それ以来、この白い部分が好きになりましたよ?」
「助けてってダイレクトメール送った時、すぐ返信くれたじゃないですか。
他のメールにもすぐ返信をくれた。そんな暇な所も好きですよ?」
「私を家出に導いてくれたのも、自由をくれたのも、いちいちやる事や言う事がクサい所も……」
「朝、おはようって言ってくれるのも、一緒にゲームするのも、美味しいご飯を一緒に食べるのも、
ユーザー名に罰天マンなんてつけるコドモっぽい所も、全部、全部……大好きですよ?」
気が付くと私は泣きながら脈絡の無い言葉を一人で発していた。
涙ってこんなにも熱いものなんだと初めて知った。
体温そのものが流れている気がして止めようとしても止まらない。
「私を子供としてしか見てない事は分かってます。恋に恋してるだけだろって思ってる事も分かってます。
でも、信じてもらえないかもだけど、私は本気で星斗さんの事が好きです。
これからもずっと一緒にいたいよ……」
俯いて涙を拭いていると、星斗がそっと私の頭に手を置いた。
「俺はそんな事、思ってないよ。

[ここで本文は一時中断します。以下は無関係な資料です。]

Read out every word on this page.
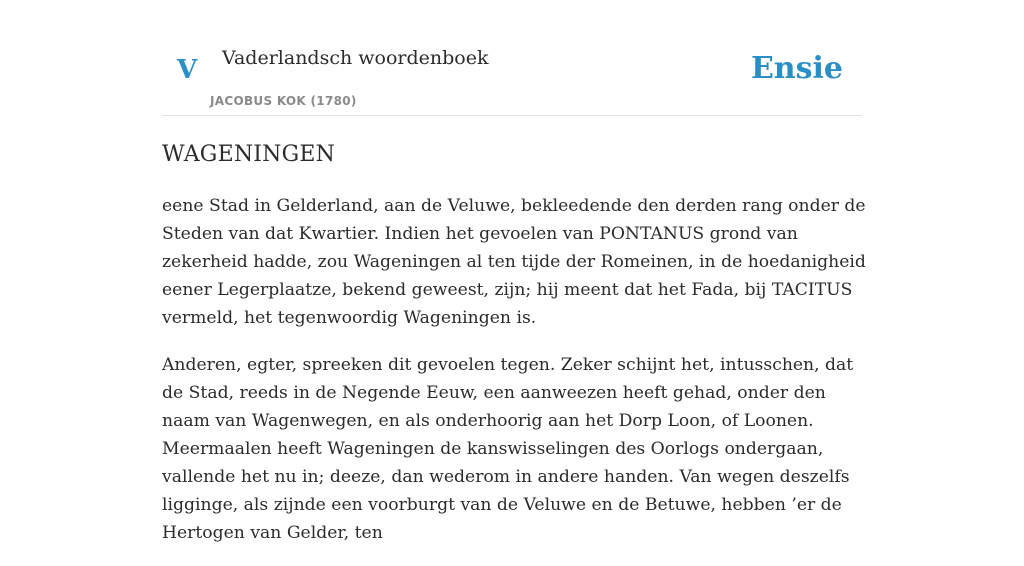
V Vaderlandsch woordenboek
JACOBUS KOK (1780)
Ensie
WAGENINGEN

eene Stad in Gelderland, aan de Veluwe, bekleedende den derden rang onder de Steden van dat Kwartier. Indien het gevoelen van PONTANUS grond van zekerheid hadde, zou Wageningen al ten tijde der Romeinen, in de hoedanigheid eener Legerplaatze, bekend geweest, zijn; hij meent dat het Fada, bij TACITUS vermeld, het tegenwoordig Wageningen is.

Anderen, egter, spreeken dit gevoelen tegen. Zeker schijnt het, intusschen, dat de Stad, reeds in de Negende Eeuw, een aanweezen heeft gehad, onder den naam van Wagenwegen, en als onderhoorig aan het Dorp Loon, of Loonen. Meermaalen heeft Wageningen de kanswisselingen des Oorlogs ondergaan, vallende het nu in; deeze, dan wederom in andere handen. Van wegen deszelfs ligginge, als zijnde een voorburgt van de Veluwe en de Betuwe, hebben ’er de Hertogen van Gelder, ten
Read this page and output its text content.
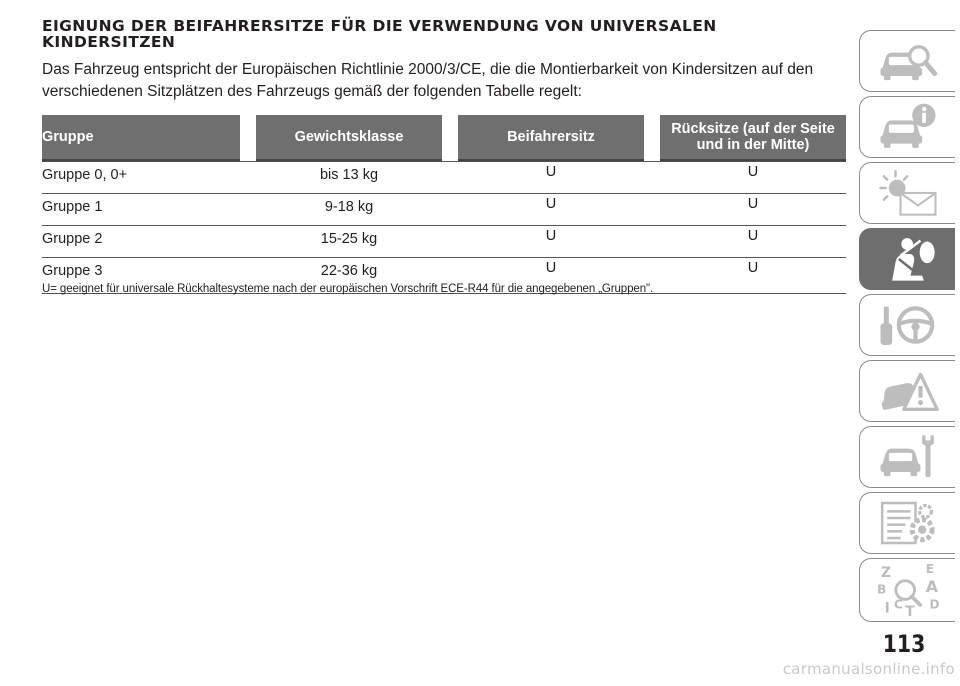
EIGNUNG DER BEIFAHRERSITZE FÜR DIE VERWENDUNG VON UNIVERSALEN KINDERSITZEN

Das Fahrzeug entspricht der Europäischen Richtlinie 2000/3/CE, die die Montierbarkeit von Kindersitzen auf den verschiedenen Sitzplätzen des Fahrzeugs gemäß der folgenden Tabelle regelt:

Gruppe		Gewichtsklasse		Beifahrersitz		Rücksitze (auf der Seite und in der Mitte)
Gruppe 0, 0+		bis 13 kg		U		U
Gruppe 1		9-18 kg		U		U
Gruppe 2		15-25 kg		U		U
Gruppe 3		22-36 kg		U		U

U= geeignet für universale Rückhaltesysteme nach der europäischen Vorschrift ECE-R44 für die angegebenen „Gruppen".

113
carmanualsonline.info
Z	E
B A
C D
I T
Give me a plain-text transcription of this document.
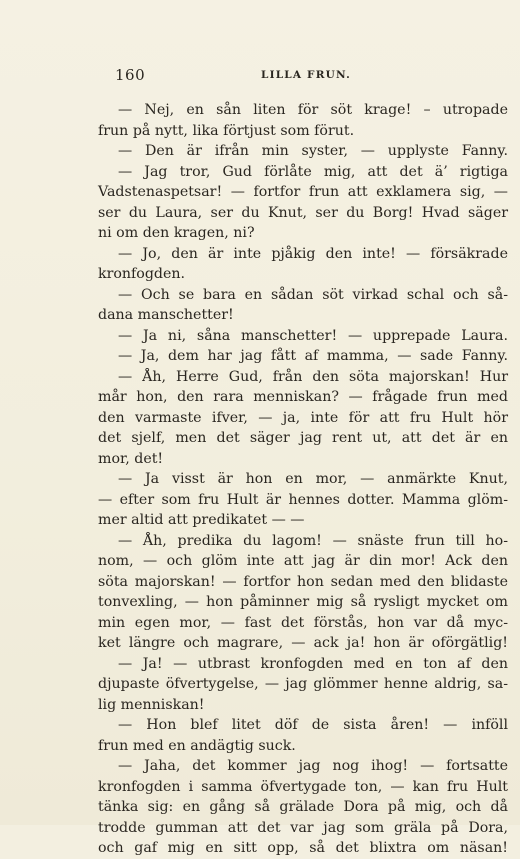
160	LILLA FRUN.
— Nej, en sån liten för söt krage! – utropade
frun på nytt, lika förtjust som förut.
— Den är ifrån min syster, — upplyste Fanny.
— Jag tror, Gud förlåte mig, att det ä’ rigtiga
Vadstenaspetsar! — fortfor frun att exklamera sig, —
ser du Laura, ser du Knut, ser du Borg! Hvad säger
ni om den kragen, ni?
— Jo, den är inte pjåkig den inte! — försäkrade
kronfogden.
— Och se bara en sådan söt virkad schal och så-
dana manschetter!
— Ja ni, såna manschetter! — upprepade Laura.
— Ja, dem har jag fått af mamma, — sade Fanny.
— Åh, Herre Gud, från den söta majorskan! Hur
mår hon, den rara menniskan? — frågade frun med
den varmaste ifver, — ja, inte för att fru Hult hör
det sjelf, men det säger jag rent ut, att det är en
mor, det!
— Ja visst är hon en mor, — anmärkte Knut,
— efter som fru Hult är hennes dotter. Mamma glöm-
mer altid att predikatet — —
— Åh, predika du lagom! — snäste frun till ho-
nom, — och glöm inte att jag är din mor! Ack den
söta majorskan! — fortfor hon sedan med den blidaste
tonvexling, — hon påminner mig så rysligt mycket om
min egen mor, — fast det förstås, hon var då myc-
ket längre och magrare, — ack ja! hon är oförgätlig!
— Ja! — utbrast kronfogden med en ton af den
djupaste öfvertygelse, — jag glömmer henne aldrig, sa-
lig menniskan!
— Hon blef litet döf de sista åren! — inföll
frun med en andägtig suck.
— Jaha, det kommer jag nog ihog! — fortsatte
kronfogden i samma öfvertygade ton, — kan fru Hult
tänka sig: en gång så grälade Dora på mig, och då
trodde gumman att det var jag som gräla på Dora,
och gaf mig en sitt opp, så det blixtra om näsan!
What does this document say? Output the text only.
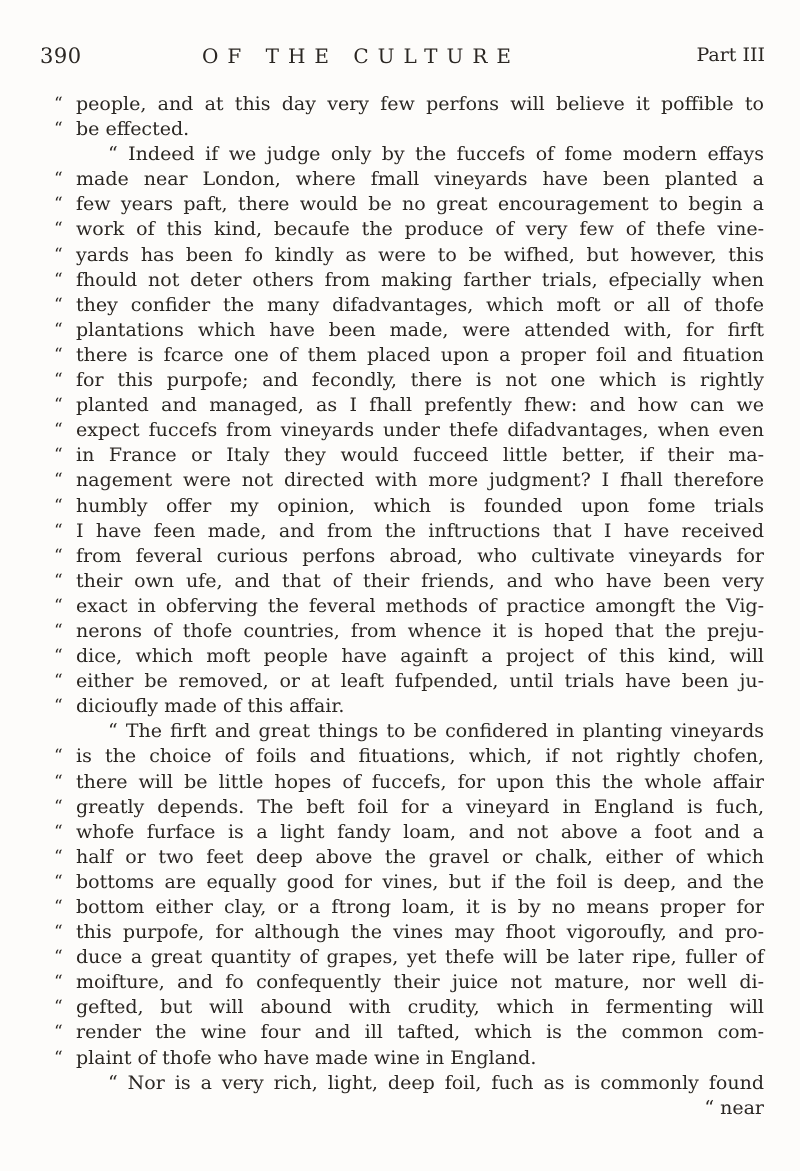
390	OF THE CULTURE	Part III
“ people, and at this day very few perfons will believe it poffible to
“ be effected.
“ Indeed if we judge only by the fuccefs of fome modern effays
“ made near London, where fmall vineyards have been planted a
“ few years paft, there would be no great encouragement to begin a
“ work of this kind, becaufe the produce of very few of thefe vine-
“ yards has been fo kindly as were to be wifhed, but however, this
“ fhould not deter others from making farther trials, efpecially when
“ they confider the many difadvantages, which moft or all of thofe
“ plantations which have been made, were attended with, for firft
“ there is fcarce one of them placed upon a proper foil and fituation
“ for this purpofe; and fecondly, there is not one which is rightly
“ planted and managed, as I fhall prefently fhew: and how can we
“ expect fuccefs from vineyards under thefe difadvantages, when even
“ in France or Italy they would fucceed little better, if their ma-
“ nagement were not directed with more judgment? I fhall therefore
“ humbly offer my opinion, which is founded upon fome trials
“ I have feen made, and from the inftructions that I have received
“ from feveral curious perfons abroad, who cultivate vineyards for
“ their own ufe, and that of their friends, and who have been very
“ exact in obferving the feveral methods of practice amongft the Vig-
“ nerons of thofe countries, from whence it is hoped that the preju-
“ dice, which moft people have againft a project of this kind, will
“ either be removed, or at leaft fufpended, until trials have been ju-
“ dicioufly made of this affair.
“ The firft and great things to be confidered in planting vineyards
“ is the choice of foils and fituations, which, if not rightly chofen,
“ there will be little hopes of fuccefs, for upon this the whole affair
“ greatly depends. The beft foil for a vineyard in England is fuch,
“ whofe furface is a light fandy loam, and not above a foot and a
“ half or two feet deep above the gravel or chalk, either of which
“ bottoms are equally good for vines, but if the foil is deep, and the
“ bottom either clay, or a ftrong loam, it is by no means proper for
“ this purpofe, for although the vines may fhoot vigoroufly, and pro-
“ duce a great quantity of grapes, yet thefe will be later ripe, fuller of
“ moifture, and fo confequently their juice not mature, nor well di-
“ gefted, but will abound with crudity, which in fermenting will
“ render the wine four and ill tafted, which is the common com-
“ plaint of thofe who have made wine in England.
“ Nor is a very rich, light, deep foil, fuch as is commonly found
“ near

なんていうか、その、凄く嬉しい」
星斗が涙を拭く私の手をぎゅっと握る。
その顔はグズった子供を見る様に笑っていた。
「つみきの人生は始まったばかりだ。これから素敵な男に出会うかもしれない。
俺といる事に飽きるかもしれない。そういう心変わりは仕方無いけど……。
これが返事だと思ってくれるかな?」
星斗がポケットから小さな紙袋を取り出した。
「渡していいものかずっと迷ってたんだ。彼氏でもないのにさ……。受け取ってくれるかな?
遅くなったけど、クリスマスプレゼント」
それは惑星をモチーフにしたお揃いのネックレスだった。
「俺も好きだよ。つみきが結婚できる年齢になったら迎えに行く。
その時、今と同じ気持ちだったら、これを付けててほしい」
「待ってます……ずっと……」
その日、初めて一緒のベッドで寝た。
何回、絶対に手は出さないからなと言われたか分からない。
そんなに言わなくても分かってるのに。
この人は衝動に任せて十四歳の私に手を出す人ではない。
例えそうなっても私はこの人を嫌いにならない。
迎えに行くという言葉が、嘘だとしても嬉しかったから。
私達は背中合わせでぐっすりと眠った。